Can you modify the deposited data?
Modifications of published datasets are not possible. If you find it necessary to change something in the dataset (e.g. you notice a mistake in your metadata), please contact the repository editor by e-mail (at firstname.lastname@example.org) and ask him/her to introduce the changes.
If you only want to update a dataset, you should deposit a new version by making a new dataset with a new version number. In this case, it is best to put this information in the title and/or description, informing that this dataset is a subsequent version of a dataset once published. You can also contact the repository editor and ask to modify the description of the older dataset, so that it contains a link to the updated version.
Can the deposited data be withdrawn and how?
Due to the possibility of the data being cited in scientific publications, withdrawing data is only possible in justified cases and requires intervention from a RepOD editor. If you need to withdraw your data, please contact us via e-mail (email@example.com) and explain why the withdrawal is necessary. If the data is withdrawn, the current URL will lead to a message informing that the data has been withdrawn and the assigned DOI number will still direct users to this website.
What are RepOD groups and where do they come from?
Groups allow to combine datasets into collections. A scientific unit (a research institute, a university, a faculty, etc.) or a research project can have their own group. Groups are open: any repository user can join an existing group. New groups are created by the website editor. Any registered user who shared or would like to share a dataset can submit an e-mail request to the RepOD editor (to the address: firstname.lastname@example.org), asking to create a new group to which they would like to add their dataset. For example, this could be a group corresponding to a scientific institution the user is affiliated with. It is also possible to assign one dataset to numerous groups, for instance corresponding to several scientific institutions with which different authors of a given dataset are affiliated.

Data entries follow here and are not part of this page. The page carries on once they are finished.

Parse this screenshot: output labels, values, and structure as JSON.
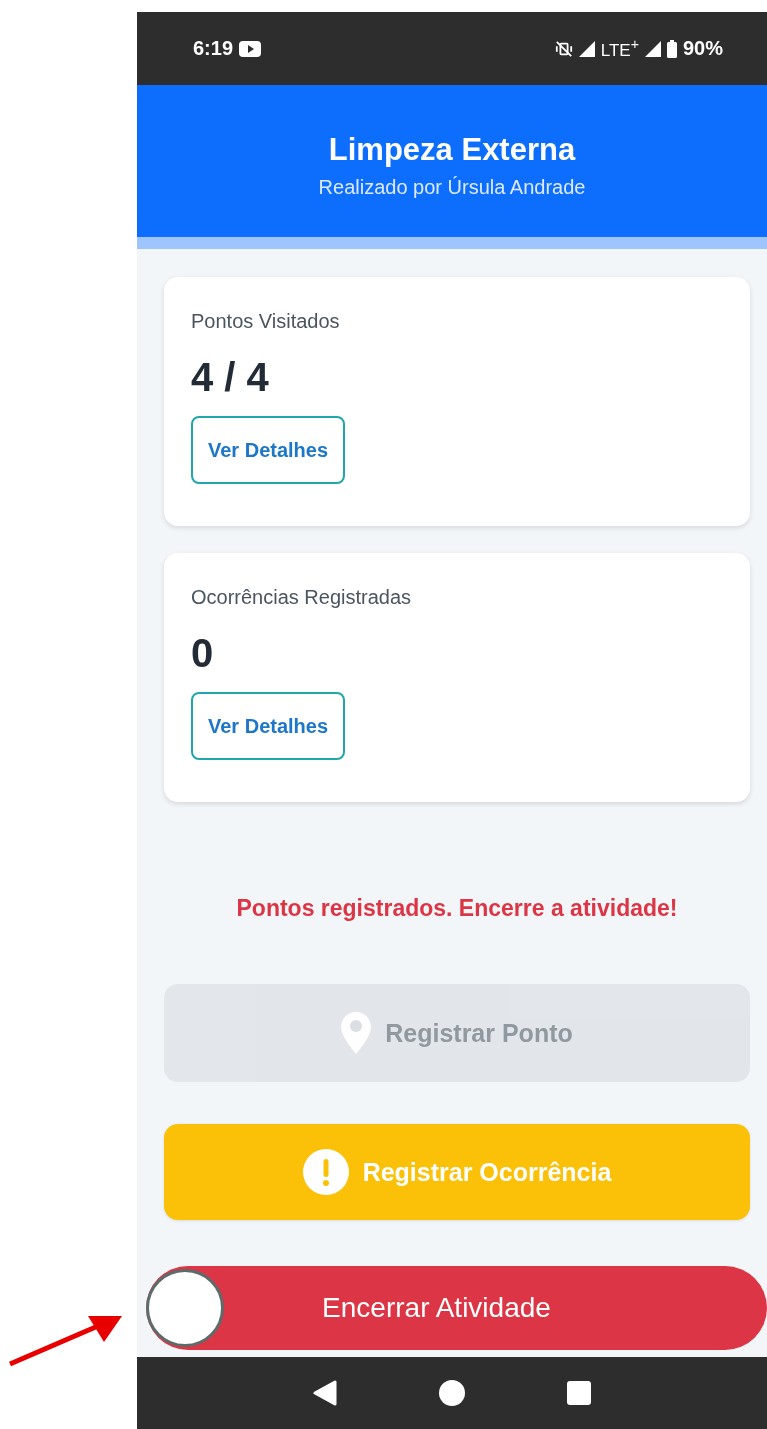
{
  "status_bar": {
    "time": "6:19",
    "network": "LTE$^{+}$",
    "battery": "90%"
  },
  "header": {
    "title": "Limpeza Externa",
    "subtitle": "Realizado por Úrsula Andrade"
  },
  "cards": [
    {
      "label": "Pontos Visitados",
      "value": "4 / 4",
      "button": "Ver Detalhes"
    },
    {
      "label": "Ocorrências Registradas",
      "value": "0",
      "button": "Ver Detalhes"
    }
  ],
  "message": "Pontos registrados. Encerre a atividade!",
  "actions": [
    {
      "kind": "point",
      "label": "Registrar Ponto",
      "disabled": true
    },
    {
      "kind": "occurrence",
      "label": "Registrar Ocorrência",
      "disabled": false
    }
  ],
  "slider": {
    "label": "Encerrar Atividade",
    "level": 0
  }
}
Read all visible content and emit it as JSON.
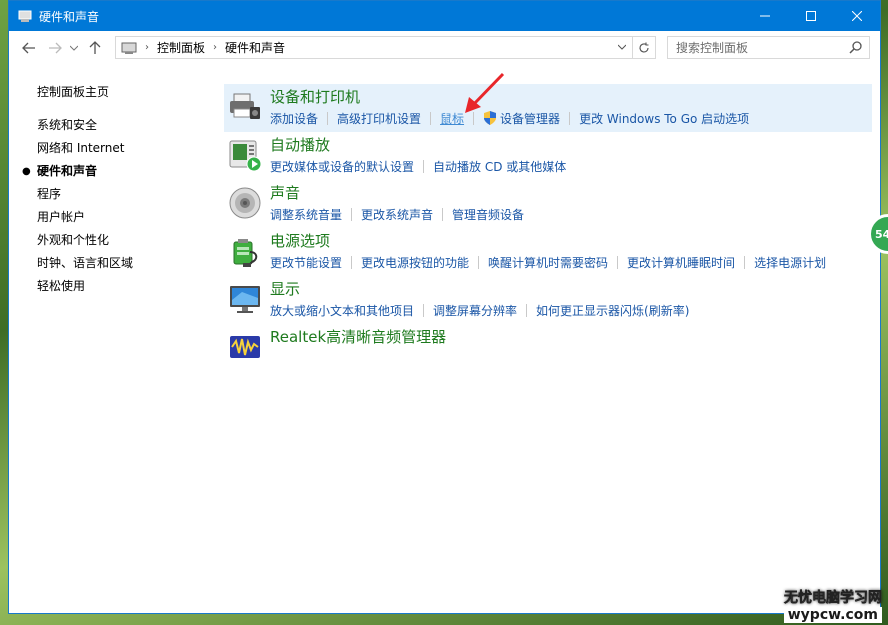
{
  "window": {
    "title": "硬件和声音"
  },
  "address": {
    "crumbs": [
      "控制面板",
      "硬件和声音"
    ]
  },
  "search": {
    "placeholder": "搜索控制面板"
  },
  "sidebar": {
    "home": "控制面板主页",
    "items": [
      {
        "label": "系统和安全",
        "current": false
      },
      {
        "label": "网络和 Internet",
        "current": false
      },
      {
        "label": "硬件和声音",
        "current": true
      },
      {
        "label": "程序",
        "current": false
      },
      {
        "label": "用户帐户",
        "current": false
      },
      {
        "label": "外观和个性化",
        "current": false
      },
      {
        "label": "时钟、语言和区域",
        "current": false
      },
      {
        "label": "轻松使用",
        "current": false
      }
    ]
  },
  "categories": [
    {
      "title": "设备和打印机",
      "icon": "printer-icon",
      "links": [
        "添加设备",
        "高级打印机设置",
        "鼠标",
        "设备管理器",
        "更改 Windows To Go 启动选项"
      ]
    },
    {
      "title": "自动播放",
      "icon": "autoplay-icon",
      "links": [
        "更改媒体或设备的默认设置",
        "自动播放 CD 或其他媒体"
      ]
    },
    {
      "title": "声音",
      "icon": "speaker-icon",
      "links": [
        "调整系统音量",
        "更改系统声音",
        "管理音频设备"
      ]
    },
    {
      "title": "电源选项",
      "icon": "power-options-icon",
      "links": [
        "更改节能设置",
        "更改电源按钮的功能",
        "唤醒计算机时需要密码",
        "更改计算机睡眠时间",
        "选择电源计划"
      ]
    },
    {
      "title": "显示",
      "icon": "display-icon",
      "links": [
        "放大或缩小文本和其他项目",
        "调整屏幕分辨率",
        "如何更正显示器闪烁(刷新率)"
      ]
    },
    {
      "title": "Realtek高清晰音频管理器",
      "icon": "realtek-audio-icon",
      "links": []
    }
  ],
  "badge": {
    "text": "54"
  },
  "watermark": {
    "line1": "无忧电脑学习网",
    "line2": "wypcw.com"
  },
  "colors": {
    "titlebar": "#0078d7",
    "category_title": "#1e7a1e",
    "link": "#1a56a6",
    "highlight": "#e5f1fb",
    "arrow": "#e8262a"
  }
}
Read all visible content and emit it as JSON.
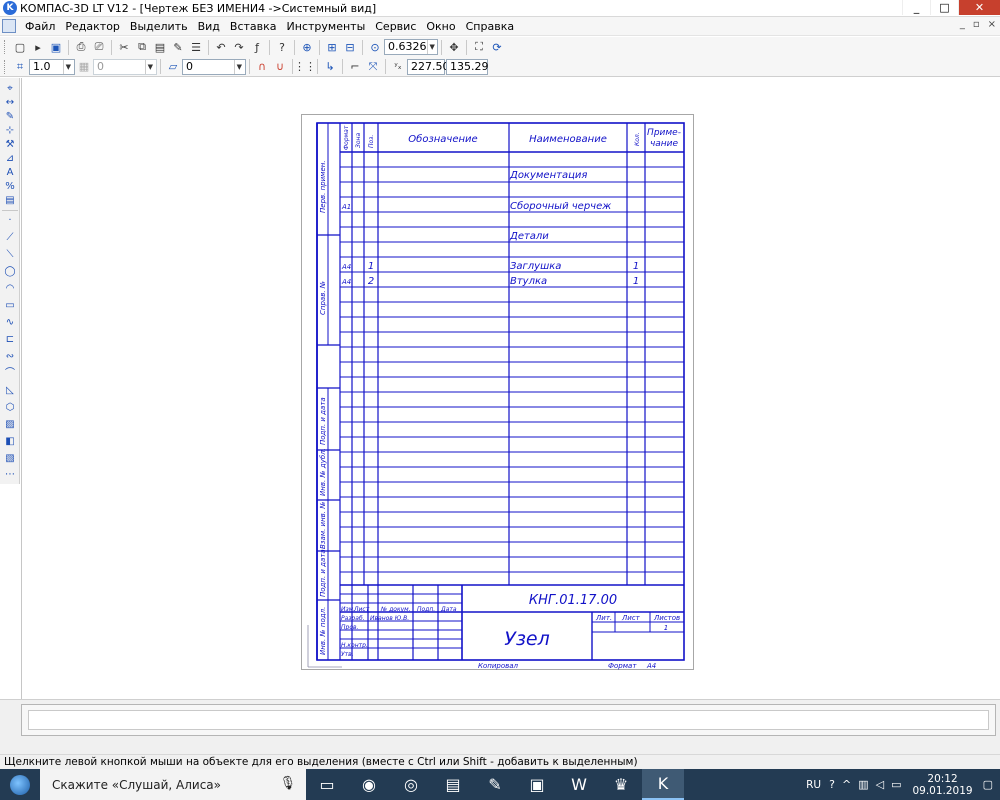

How to prepare data for sharing?
A dataset in our repository is just a collection of files with a description in the form of metadata. The dataset can be a collection of all data related to one publication or one research project, research question or experiment. The decision about the scope of data combined into one dataset lies solely with the dataset's creator. The dataset's structure, and the number and formats of files that constitute it, can be shaped accordingly. Please refer to the guidelines below:
- It is possible to use any file formats, but it is better to avoid formats that require one particular (especially commercial) software to work properly. Remember that the data will be stored over the long term, and popular programs appear and disappear all the time, so it's best to use formats that do not depend on a particular software. For example, it is better to store tabular data as .csv and not .xls. You can also deposit the same table in two formats.
- If you have a lot of files to deposit and the files can be grouped in a sensible manner, you can consider packaging them into .zip archives. You should however note that no preview will be available for packaged files.
- A single file in the dataset cannot exceed 8 GB. If it is not possible to divide your data into files of this size – please contact us. We will try to search for a solution together.
- The naming pattern of the files should be informative and transparent; this can significantly help users to understand and use the data.
- Not all metadata fields are compulsory, but try to fill as many as possible. The more information gets stored in the metadata, the bigger the chance that people who are genuinely interested in your data will be able to find it.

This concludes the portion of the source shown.